[PATCH] D42838: [AMDGPU] added writelane intrinsic

Wed Feb 21 09:10:29 PST 2018

nhaehnle added a comment.

I think there should be two more tests: one where the `vdst_in` comes from a uniform value in an SGPR (e.g. a shader where it comes from an inreg) and one where it's a constant.

================
Comment at: lib/Target/AMDGPU/SIInstrInfo.cpp:3155-3178
+  if (Opc == AMDGPU::V_WRITELANE_B32) {
+    int Src0Idx = AMDGPU::getNamedOperandIdx(Opc, AMDGPU::OpName::src0);
+    MachineOperand &Src0 = MI.getOperand(Src0Idx);
+    const DebugLoc &DL = MI.getDebugLoc();
+    if (Src0.isReg() && RI.isVGPR(MRI, Src0.getReg())) {
+      unsigned Reg = MRI.createVirtualRegister(&AMDGPU::SReg_32_XM0RegClass);
+      BuildMI(*MI.getParent(), MI, DL, get(AMDGPU::V_READFIRSTLANE_B32), Reg)
----------------
arsenm wrote:
> tpr wrote:
> > arsenm wrote:
> > > All of this code should be unnecessary.
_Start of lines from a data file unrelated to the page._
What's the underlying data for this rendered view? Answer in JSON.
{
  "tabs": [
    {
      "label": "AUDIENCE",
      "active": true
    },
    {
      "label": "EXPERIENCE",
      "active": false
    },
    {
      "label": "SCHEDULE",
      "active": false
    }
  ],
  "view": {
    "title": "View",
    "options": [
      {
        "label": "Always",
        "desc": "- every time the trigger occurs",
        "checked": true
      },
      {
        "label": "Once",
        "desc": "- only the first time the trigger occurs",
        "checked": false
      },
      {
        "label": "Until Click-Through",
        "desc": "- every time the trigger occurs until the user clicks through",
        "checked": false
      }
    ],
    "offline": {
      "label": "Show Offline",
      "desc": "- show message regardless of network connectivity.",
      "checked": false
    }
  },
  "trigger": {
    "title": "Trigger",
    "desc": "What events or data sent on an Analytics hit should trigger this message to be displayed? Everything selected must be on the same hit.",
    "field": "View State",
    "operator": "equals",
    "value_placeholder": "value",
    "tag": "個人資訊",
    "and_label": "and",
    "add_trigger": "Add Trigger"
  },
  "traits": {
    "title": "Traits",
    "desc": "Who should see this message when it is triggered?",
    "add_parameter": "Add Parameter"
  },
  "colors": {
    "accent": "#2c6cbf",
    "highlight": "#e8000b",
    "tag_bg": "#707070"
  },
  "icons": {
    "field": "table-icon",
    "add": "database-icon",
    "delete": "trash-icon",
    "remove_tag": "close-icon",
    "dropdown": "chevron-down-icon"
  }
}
The instruction is already broken if it gets here. VGPRs are not allowed in src0/src1, and required for src2. The selection pattern should already be respecting these constraints. Since you're using a straightforward tablegen pattern, there shouldn't be an issue. The main purpose of the legalizeOperands* functions is to handle legalizing operand constraints that require looking at the entire instruction, and not just a single operand (i.e. the constant bus restriction)
> > Hi Matt. I tried removing this code, and the verifier falls over due to src1 being a vgpr_32 in the test I am trying. Also I see that readlane has analogous special case code here in legalizeOperandsVOP2.
> The src2 verification shouldn't be necessary.
> 
> The readlane handling is surprising to me, I would expect we would need to handle this case by waterfalling
For context, the GLSL readlane intrinsic is defined to require a uniform lane selection. So, like other intrinsics which have the same requirement, not doing automatic waterfalling is the right thing to do here.

================
Comment at: lib/Target/AMDGPU/SIRegisterInfo.cpp:748
       BuildMI(*MBB, MI, DL,
-              TII->getMCOpcodeFromPseudo(AMDGPU::V_WRITELANE_B32),
+              TII->get(AMDGPU::V_WRITELANE_B32),
               Spill.VGPR)
----------------
tpr wrote:
> arsenm wrote:
> > dstuttard wrote:
> > > I notice that you've left this as the pseudo whereas the original lowered to an actual MCOpcode - I guess it's more consistent to leave that final lowering until later.
> > There is a reason for this, but I don't remember what it was exactly. I think there was some related change between SI and VI. I think you should leave this as a separate change. I know I've tried to fix this before and hit some issue.
> Yes; gfx6 and gfx7 have vop2 and gfx8 has vop3. But I saw that my new use of writelane does not lower the pseudo until later, and my testing with this change (with llpc only, not other users of the backend) passed. But good idea to make it a separate change.  
What is actually breaking without the RegState::Undef?

When we allocate a VGPR for spilling, we add it as LiveIn to all basic blocks, and the V_READLANE_B32 generated for restoring a spilled SGPR should never set the VGPR to killed. So I don't see where the machine verifier would complain. An example would be good.

Repository:
  rL LLVM

https://reviews.llvm.org/D42838